Zudem folgt aus dem Vortrag zur Begründung der Beschwerde, dieser Probierkonsum habe am 1. Mai 2021, also am Samstag vor der Drogenfahrt, stattgefunden, implizit, dass der Antragsteller zumindest gelegentlich Cannabis konsumiert. Denn ein Konsum etwa drei Tage vor Fahrtantritt kann nicht die Ursache für die rechtsmedizinisch festgestellten Werte von Cannabis und dessen Metaboliten gewesen sein, wenn der Antragsteller kein regelmäßiger Cannabiskonsument war, weil die im Blut feststellbaren THC-Werte innerhalb von Stunden auf Konzentrationen im Bereich der bzw. unter die Nachweisgrenze absinken (Möller in Hettenbach/Kalus/Möller/Pießkalla/Uhle, Drogen und Straßenverkehr, 3. Aufl. 2016, § 3 Rn. 177, 188, 234; Skopp/Graw/Mußhoff, Blutalkohol 2022, S. 5/7 f./15 f.). Anders ist dies bei Dauerkonsumenten, bei denen sich nachweisbare Werte bis zu 48 Stunden halten können (Möller, a.a.O. Rn. 209; Skopp/Graw/Mußhoff, a.a.O., S. 5/8). Mit diesen Erkenntnissen, die das Verwaltungsgericht in dem angegriffenen Beschluss ausgeführt und die ein Mitarbeiter des rechtsmedizinischen Labors der Antragsgegnerin in einem Telefonat am 16. Februar 2022 nochmals bestätigt hat, hat sich die Beschwerde überhaupt nicht auseinandergesetzt.

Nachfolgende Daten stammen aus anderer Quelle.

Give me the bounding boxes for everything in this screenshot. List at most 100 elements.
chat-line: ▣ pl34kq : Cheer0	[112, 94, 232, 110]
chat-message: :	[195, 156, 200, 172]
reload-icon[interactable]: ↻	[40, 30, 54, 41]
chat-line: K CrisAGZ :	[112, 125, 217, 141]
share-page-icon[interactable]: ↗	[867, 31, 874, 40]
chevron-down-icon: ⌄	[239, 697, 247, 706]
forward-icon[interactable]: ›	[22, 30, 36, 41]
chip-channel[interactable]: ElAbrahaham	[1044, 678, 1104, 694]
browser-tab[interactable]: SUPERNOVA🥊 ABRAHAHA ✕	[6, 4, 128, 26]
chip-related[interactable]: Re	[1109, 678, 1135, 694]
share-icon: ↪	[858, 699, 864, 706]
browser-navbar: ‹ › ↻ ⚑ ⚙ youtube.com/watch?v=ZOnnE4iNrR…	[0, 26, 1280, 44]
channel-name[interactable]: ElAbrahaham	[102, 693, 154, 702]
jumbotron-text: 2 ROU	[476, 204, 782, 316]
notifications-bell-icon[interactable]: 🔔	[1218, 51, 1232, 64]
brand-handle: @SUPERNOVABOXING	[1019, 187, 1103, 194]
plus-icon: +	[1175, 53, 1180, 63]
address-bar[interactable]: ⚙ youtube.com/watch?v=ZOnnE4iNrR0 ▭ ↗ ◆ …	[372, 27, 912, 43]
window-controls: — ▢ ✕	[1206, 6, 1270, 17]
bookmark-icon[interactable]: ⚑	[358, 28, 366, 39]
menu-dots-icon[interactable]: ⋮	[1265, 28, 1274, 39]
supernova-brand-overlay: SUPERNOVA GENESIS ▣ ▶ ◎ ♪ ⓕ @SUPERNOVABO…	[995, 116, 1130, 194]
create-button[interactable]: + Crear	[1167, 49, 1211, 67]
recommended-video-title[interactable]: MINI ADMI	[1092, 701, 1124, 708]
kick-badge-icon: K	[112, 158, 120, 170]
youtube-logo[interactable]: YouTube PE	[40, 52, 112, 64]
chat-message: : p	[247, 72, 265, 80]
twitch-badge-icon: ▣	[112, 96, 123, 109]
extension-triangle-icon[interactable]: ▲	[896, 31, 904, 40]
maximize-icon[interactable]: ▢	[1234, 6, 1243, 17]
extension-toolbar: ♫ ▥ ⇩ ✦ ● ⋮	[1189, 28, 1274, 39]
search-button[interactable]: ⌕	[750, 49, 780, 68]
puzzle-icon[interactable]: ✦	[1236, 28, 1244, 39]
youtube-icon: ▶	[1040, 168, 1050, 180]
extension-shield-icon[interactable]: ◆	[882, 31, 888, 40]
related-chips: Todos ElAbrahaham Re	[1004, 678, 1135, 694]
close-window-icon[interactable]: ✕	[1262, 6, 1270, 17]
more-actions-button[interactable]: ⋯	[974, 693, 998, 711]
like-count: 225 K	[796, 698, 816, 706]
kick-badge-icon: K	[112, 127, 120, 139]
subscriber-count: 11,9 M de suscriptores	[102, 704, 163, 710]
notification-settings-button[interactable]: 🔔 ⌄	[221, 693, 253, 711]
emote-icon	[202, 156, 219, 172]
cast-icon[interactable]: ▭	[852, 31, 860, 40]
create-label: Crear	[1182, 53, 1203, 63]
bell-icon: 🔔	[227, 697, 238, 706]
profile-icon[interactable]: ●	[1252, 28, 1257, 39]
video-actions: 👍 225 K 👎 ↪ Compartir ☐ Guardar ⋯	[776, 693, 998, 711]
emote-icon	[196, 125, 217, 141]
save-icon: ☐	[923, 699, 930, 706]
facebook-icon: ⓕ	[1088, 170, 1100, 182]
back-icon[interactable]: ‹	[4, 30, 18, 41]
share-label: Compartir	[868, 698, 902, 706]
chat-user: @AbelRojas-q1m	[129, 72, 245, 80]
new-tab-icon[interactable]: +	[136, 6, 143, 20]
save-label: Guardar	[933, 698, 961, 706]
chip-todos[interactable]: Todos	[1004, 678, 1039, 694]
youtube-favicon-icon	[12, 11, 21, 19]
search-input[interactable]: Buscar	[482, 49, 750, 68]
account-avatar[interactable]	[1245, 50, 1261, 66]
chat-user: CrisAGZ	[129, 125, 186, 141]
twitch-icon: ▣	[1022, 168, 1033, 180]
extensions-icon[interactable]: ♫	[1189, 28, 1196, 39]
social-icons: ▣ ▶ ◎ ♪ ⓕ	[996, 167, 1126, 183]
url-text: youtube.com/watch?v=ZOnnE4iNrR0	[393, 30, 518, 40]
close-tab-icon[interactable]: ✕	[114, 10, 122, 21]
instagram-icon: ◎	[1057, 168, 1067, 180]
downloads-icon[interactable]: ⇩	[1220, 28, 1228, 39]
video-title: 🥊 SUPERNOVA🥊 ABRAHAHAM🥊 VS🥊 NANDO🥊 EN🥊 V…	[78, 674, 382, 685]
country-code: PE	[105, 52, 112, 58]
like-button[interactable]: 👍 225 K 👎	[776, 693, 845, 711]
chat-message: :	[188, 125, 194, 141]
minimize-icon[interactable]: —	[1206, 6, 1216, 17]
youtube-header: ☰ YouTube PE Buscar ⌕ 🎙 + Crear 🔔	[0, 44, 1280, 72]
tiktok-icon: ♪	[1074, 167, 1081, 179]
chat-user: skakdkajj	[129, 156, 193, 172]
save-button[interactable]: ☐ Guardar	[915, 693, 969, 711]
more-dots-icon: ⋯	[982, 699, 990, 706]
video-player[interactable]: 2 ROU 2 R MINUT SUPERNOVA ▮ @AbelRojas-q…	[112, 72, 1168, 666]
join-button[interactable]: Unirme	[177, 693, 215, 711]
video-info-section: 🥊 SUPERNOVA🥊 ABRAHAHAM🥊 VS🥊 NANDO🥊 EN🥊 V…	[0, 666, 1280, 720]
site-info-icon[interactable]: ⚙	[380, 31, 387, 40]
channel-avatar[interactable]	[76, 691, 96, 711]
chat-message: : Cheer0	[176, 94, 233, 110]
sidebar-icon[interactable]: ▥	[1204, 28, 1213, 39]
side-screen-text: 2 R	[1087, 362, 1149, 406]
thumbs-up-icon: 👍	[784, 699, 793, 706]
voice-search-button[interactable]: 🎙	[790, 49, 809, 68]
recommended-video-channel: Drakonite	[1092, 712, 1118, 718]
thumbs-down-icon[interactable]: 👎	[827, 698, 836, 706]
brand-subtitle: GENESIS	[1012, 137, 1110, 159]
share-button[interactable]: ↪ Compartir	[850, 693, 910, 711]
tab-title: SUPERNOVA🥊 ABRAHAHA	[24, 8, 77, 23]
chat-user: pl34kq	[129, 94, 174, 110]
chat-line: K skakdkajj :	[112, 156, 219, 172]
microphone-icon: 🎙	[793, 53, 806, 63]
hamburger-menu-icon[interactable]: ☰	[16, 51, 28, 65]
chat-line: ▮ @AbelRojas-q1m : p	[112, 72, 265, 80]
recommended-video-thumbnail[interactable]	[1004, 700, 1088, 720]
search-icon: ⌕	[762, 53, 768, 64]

Das Verwaltungsgericht und die Antragsgegnerin sind damit zu Recht davon ausgegangen, dass der Antragsteller gelegentlich, also mindestens zweimal Cannabis konsumiert hat, nämlich einige Stunden vor der Fahrt am 4. Mai 2021, was zu dem rechtsmedizinisch festgestellten THC-Wert von 3,9 ng/ml im Blutserum 45 Minuten nach dem Ende der Fahrt geführt hat, und nach seiner Einlassung angeblich am 1. Mai 2021.
Gegen dieses Ergebnis spricht nicht, dass der Antragsteller ansonsten nicht durch den Konsum von Betäubungsmitteln aufgefallen ist und die Polizei bei ihm im Oktober 2021 keinen Konsum feststellen konnte. Welche Schlüsse aus dem Vorfall vom 12. Februar 2019 zu ziehen sind, ist – wovon das Verwaltungsgericht ebenfalls ausgegangen ist -nicht entscheidungserheblich.
Die Beschwerde war daher mit der Kostenfolge des § 154 Abs. 2 VwGO zurückzuweisen. Die Streitwertfestsetzung beruht auf § 47 Abs. 1 Satz 1, § 53 Abs. 2 Nr. 2, § 52 Abs. 1 GKG i.V.m. den Empfehlungen in Nr. 1.5 Satz 1 und Nr. 46.3 des Streitwertkatalogs für die Verwaltungsgerichtsbarkeit 2013.
Dieser Beschluss ist unanfechtbar (§ 152 Abs. 1 VwGO).